As I've been getting into embedded systems I've noticed that some projects (Arch Arm and OpenBSD for example) frown upon cross compiling. What is the reasoning for this? Is a cross-compiled binary somehow different from a natively compiled one?

OpenBSD suggests that building on the hardware ensures that the system is fully functional (and also self-hosting) and that makes complete sense. But do people actually develop and compile kernel drivers on the hardware they are developing for? It sounds very time consuming.

From OpenBSD FAQ:

"Cross-compiling tools are in the system, for use by developers bringing up a new platform.
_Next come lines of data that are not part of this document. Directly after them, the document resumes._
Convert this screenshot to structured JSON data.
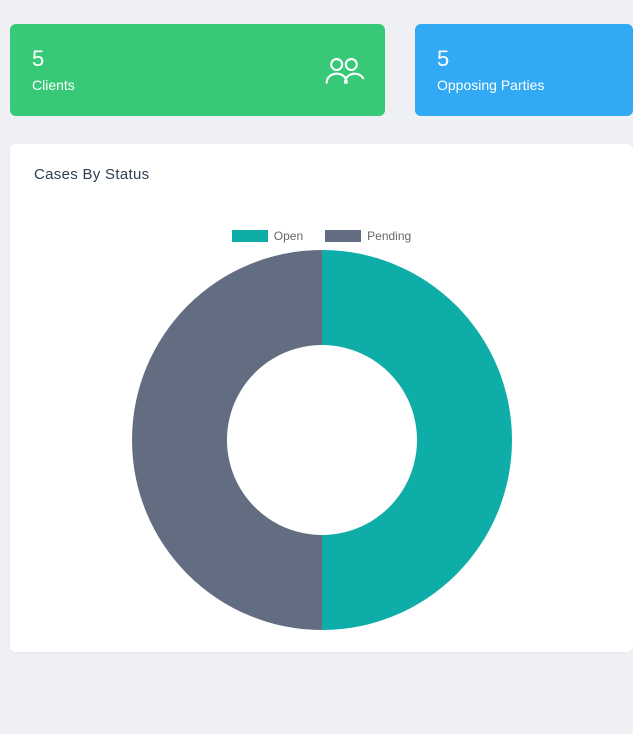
{
  "cards": {
    "clients": {
      "value": "5",
      "label": "Clients",
      "color": "#37c977"
    },
    "opposing": {
      "value": "5",
      "label": "Opposing Parties",
      "color": "#31a9f4"
    }
  },
  "panel": {
    "title": "Cases By Status"
  },
  "chart_data": {
    "type": "pie",
    "title": "Cases By Status",
    "series": [
      {
        "name": "Open",
        "value": 50,
        "color": "#0eada8"
      },
      {
        "name": "Pending",
        "value": 50,
        "color": "#636d82"
      }
    ],
    "donut_inner_ratio": 0.5
  }
}
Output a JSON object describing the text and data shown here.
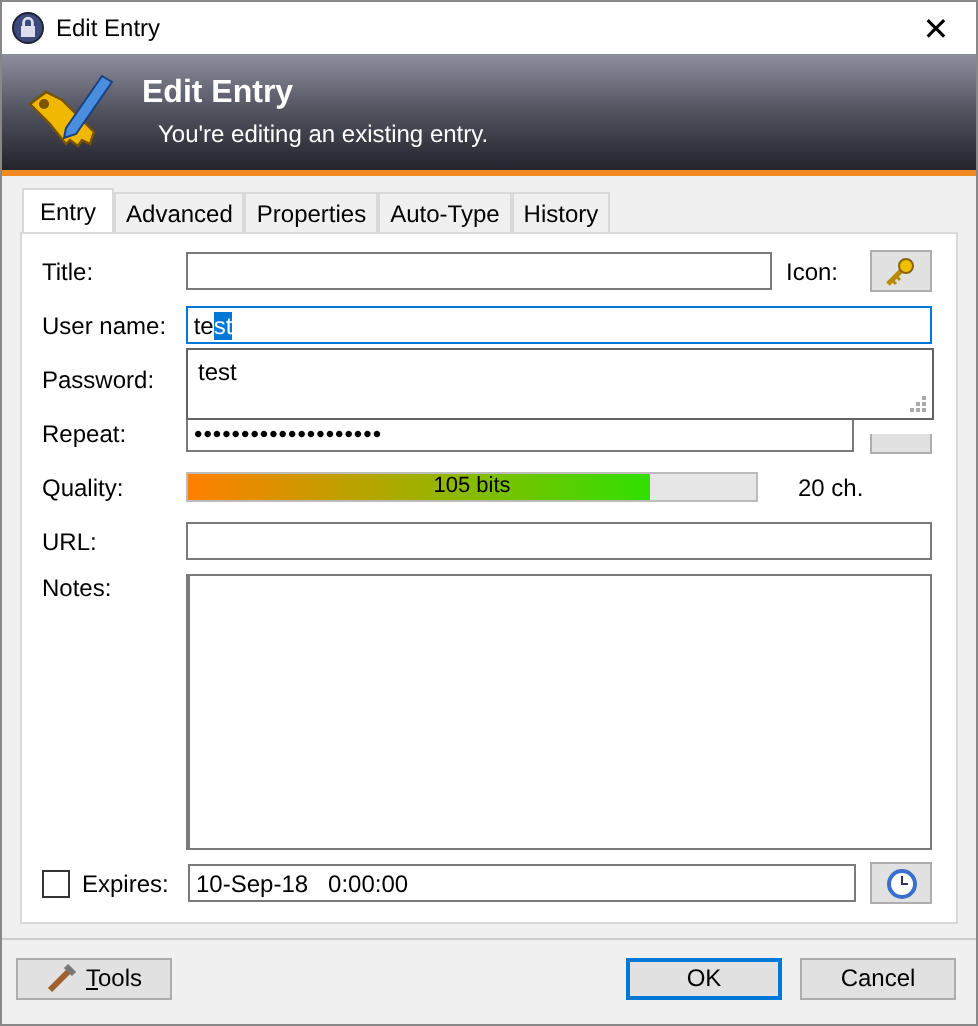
{
  "window": {
    "title": "Edit Entry",
    "close": "✕"
  },
  "banner": {
    "title": "Edit Entry",
    "subtitle": "You're editing an existing entry."
  },
  "tabs": [
    {
      "label": "Entry",
      "selected": true
    },
    {
      "label": "Advanced",
      "selected": false
    },
    {
      "label": "Properties",
      "selected": false
    },
    {
      "label": "Auto-Type",
      "selected": false
    },
    {
      "label": "History",
      "selected": false
    }
  ],
  "fields": {
    "title_label": "Title:",
    "icon_label": "Icon:",
    "username_label": "User name:",
    "username_value": "te",
    "username_selected": "st",
    "password_label": "Password:",
    "repeat_label": "Repeat:",
    "repeat_value": "••••••••••••••••••••",
    "quality_label": "Quality:",
    "quality": {
      "level": 0.815,
      "reading": "105 bits"
    },
    "length": "20 ch.",
    "url_label": "URL:",
    "notes_label": "Notes:"
  },
  "autocomplete": [
    "test"
  ],
  "expires": {
    "checked": false,
    "label": "Expires:",
    "value": "10-Sep-18   0:00:00"
  },
  "buttons": {
    "tools": "Tools",
    "ok": "OK",
    "cancel": "Cancel"
  }
}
However, they are not maintained for general use."


I'll see if I can hunt down the IRC log where a developer from ArchLinux Arm told me that they don't cross compile, though they seem to have updated their info on cross-compiling with DistCC: http://archlinuxarm.org/developers/distcc-cross-compiling

  • Perhaps they are being lazy and dont want to support it?
    – old_timer
    Commented Feb 24, 2014 at 15:02
  • Links to the "frown on"? Also is there a difference in license applied to statically linked libraries on the two systems?
    – user40980
    Commented Feb 24, 2014 at 15:10
  • Primarily a guess, but I think the OpenBSD developers also use the build process as a test to see if the target system is capable of running the OS and user programs with a reasonable user experience. Commented Feb 24, 2014 at 15:42
  • @BartvanIngenSchenau I think you're right about that, but do they do normal kernel development (drivers, etc) on the system itself or do they just build 'releases' on the actual hardware but develop with a cross toolchain? Commented Feb 24, 2014 at 16:21
  • I think cross-compiling is pretty standard in embedded systems. Sure, there are systems can can compile themselves, slowly, but I would say they are the exception. If you have references that say otherwise, please show them.
    – david.pfx
    Commented Mar 26, 2014 at 14:05

1 Answer 1


For projects like Arch Linux ARM and OpenBSD that are trying to build and maintain a complicated, interactive user environment, a strong preference for doing "native builds" (in OpenBSD terminology) forces developers to "eat their own dogfood" and minimizes the MxN problem of maintaining M code generators in N environments.

For an embedded systems project with one target environment and application code under the control of a small group of developers, that reasoning doesn't apply.